At the ACS Expert Forum, Ryan Nees (Stanford J.D. '21): A New Textualist Argument in the Title VII Cases, and the Risks of Corpus Linguistics. From the introduction:
The Title VII cases pending before the Supreme Court are a notable test for conservative proponents of textualism, …
[L]ast week James C. Phillips sought to recast the textual evidence with a subtly modified claim relying on corpus linguistics. For a textualist like Justice Gorsuch, who may be attracted to petitioners’ analysis but concerned about the outcome that would result, Phillips’s intervention could provide important new textual evidence.

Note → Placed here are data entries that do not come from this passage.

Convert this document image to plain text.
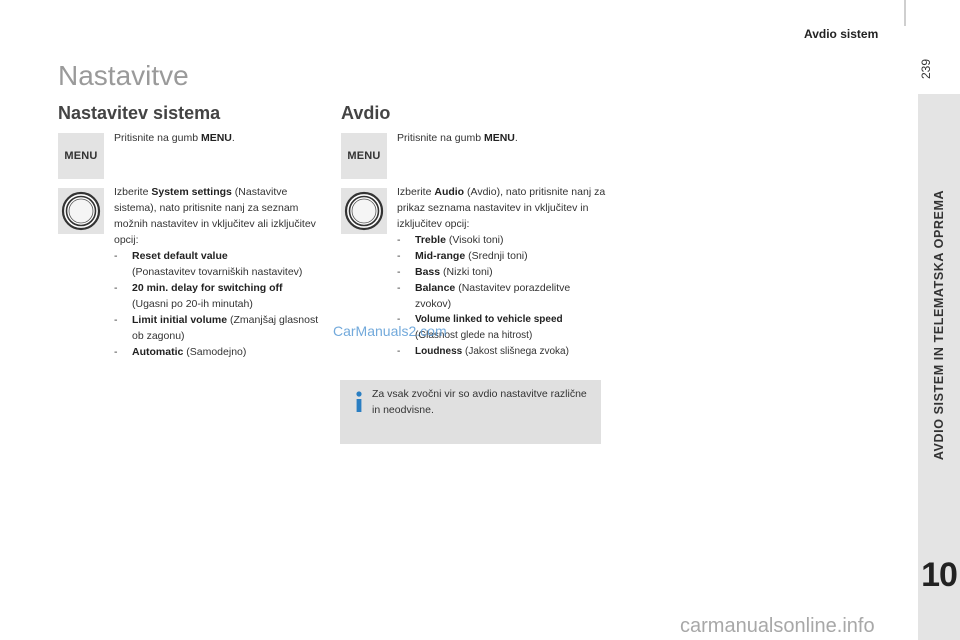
Avdio sistem
239
AVDIO SISTEM IN TELEMATSKA OPREMA
10
Nastavitve
Nastavitev sistema
MENU
Pritisnite na gumb MENU.
Izberite System settings (Nastavitve sistema), nato pritisnite nanj za seznam možnih nastavitev in vključitev ali izključitev opcij:
-	Reset default value
(Ponastavitev tovarniških nastavitev)
-	20 min. delay for switching off
(Ugasni po 20-ih minutah)
-	Limit initial volume (Zmanjšaj glasnost ob zagonu)
-	Automatic (Samodejno)
Avdio
MENU
Pritisnite na gumb MENU.
Izberite Audio (Avdio), nato pritisnite nanj za prikaz seznama nastavitev in vključitev in izključitev opcij:
-	Treble (Visoki toni)
-	Mid-range (Srednji toni)
-	Bass (Nizki toni)
-	Balance (Nastavitev porazdelitve zvokov)
-	Volume linked to vehicle speed
(Glasnost glede na hitrost)
-	Loudness (Jakost slišnega zvoka)
Za vsak zvočni vir so avdio nastavitve različne in neodvisne.
CarManuals2.com
carmanualsonline.info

Phillips’s intriguing argument is worth carefully considering, and is an instructive application of the larger project urging judges to make greater use of corpus linguistics to derive contemporaneous meaning. He argues, in summary, that the petitioners’ textualist reading depends upon “separately analyzing and then amalgamating . . . three parts” – namely, the words “discriminate,” “against,” and “sex.” Analyzed in that way, the LGBTQ petitioners may have a point, and Justice Gorsuch seemed to acknowledge as much at oral argument. The better approach, Phillips says, would be to assess the distinct meaning of the phrase “discriminate against,” which has its own highly specific connotation entailing prejudice as a motivation, especially when the phrase is paired with a suspect class.
Corpus linguistics could be a useful resource to identify idiomatic meaning of this sort. But the surprising consequence is that, the more idiomatic the meaning uncovered, the more purposivist the reasoning starts to appear. And for reasons I explain, Phillips’s analysis is unpersuasive on its own terms, relying on a limited linguistic corpus while overlooking any possible legalistic meaning that prevailed at the time. It seeks to create a new term of art even as textualists have traditionally disfavored doing so. As the corpus-linguistic method rises in popularity as a tool of statutory interpretation, the Title VII case study demonstrates its risks.
And in conclusion:
Phillips’s argument demonstrates how frustrating it can be for some textualists to deny themselves purposivist evidence: it tempts them to find particular forms of intent in words themselves, because it generally can’t be considered at the level of an overall statutory scheme. At the very least, if textualist judges are to accept corpus linguistics evidence of meaning, as Phillips has elsewhere urged should be prominently integrated into originalist methodology and textualist statutory interpretation, they should demand clearer and better evidence than that which exists in the Title VII cases.